Thursday, January 12, 2012

"The Other America" and the War on Poverty

Published in 1962.
LINKcat:  1 copy in storage
WorldCat:  35 WI holdings

When a Socialist's Book Swayed the Nation. (Daily Yonder, 1/12/2012)

Excerpt:    Lyndon Johnson, a seasoned New Dealer from Texas who ascended to the presidency after Kennedy’s death, wasted little time in making poverty a national issue. Invoking Kennedy’s memory, he launched his War on Poverty on January 8, 1964. The Economic Opportunity Act that Johnson sent to Congress reflected his broad-ranging approach to alleviating poverty in rural and urban areas.
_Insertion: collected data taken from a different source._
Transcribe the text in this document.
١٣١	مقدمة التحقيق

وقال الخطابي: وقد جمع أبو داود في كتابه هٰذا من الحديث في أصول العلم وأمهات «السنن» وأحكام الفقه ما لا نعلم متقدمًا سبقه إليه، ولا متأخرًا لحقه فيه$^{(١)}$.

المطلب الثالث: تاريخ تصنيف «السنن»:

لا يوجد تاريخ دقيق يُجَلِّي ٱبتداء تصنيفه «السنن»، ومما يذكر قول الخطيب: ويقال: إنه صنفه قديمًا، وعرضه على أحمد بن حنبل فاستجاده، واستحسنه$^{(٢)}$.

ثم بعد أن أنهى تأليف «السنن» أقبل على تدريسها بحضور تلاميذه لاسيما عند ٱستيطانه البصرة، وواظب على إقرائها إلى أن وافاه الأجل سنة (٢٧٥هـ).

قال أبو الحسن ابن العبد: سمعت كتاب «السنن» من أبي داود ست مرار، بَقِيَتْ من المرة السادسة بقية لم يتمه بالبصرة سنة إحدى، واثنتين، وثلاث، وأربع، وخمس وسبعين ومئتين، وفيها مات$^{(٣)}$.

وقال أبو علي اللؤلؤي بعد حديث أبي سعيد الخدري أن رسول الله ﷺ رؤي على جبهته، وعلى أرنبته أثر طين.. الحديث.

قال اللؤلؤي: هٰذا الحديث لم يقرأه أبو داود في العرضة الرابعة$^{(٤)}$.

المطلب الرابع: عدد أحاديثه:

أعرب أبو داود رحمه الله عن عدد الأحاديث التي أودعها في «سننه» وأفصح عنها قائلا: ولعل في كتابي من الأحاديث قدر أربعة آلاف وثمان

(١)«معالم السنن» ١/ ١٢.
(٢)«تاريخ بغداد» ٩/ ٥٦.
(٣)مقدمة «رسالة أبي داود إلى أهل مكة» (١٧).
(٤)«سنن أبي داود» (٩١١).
The legislation addressed poverty on many fronts: 

• It proposed a Job Corps and work training and work-study programs to help poor youths complete their educations and develop skills; 

• Boosted community development with a Community Action Program based on “maximum feasible participation” to give American communities the opportunity to develop their own comprehensive plans to fight local poverty; 

• Set up Volunteers in Service to America (VISTA), a domestic Peace Corps program to recruit volunteers to counter poverty; 

• Proposed a loan program as an incentive for those who hired the unemployed. Congress, at Johnson’s behest, created the Office of Economic Opportunity (OEO) to coordinate the War on Poverty, leaving a legacy of positive government activity that included Head Start for disadvantaged school children, food stamps, Medicare, and Medicaid.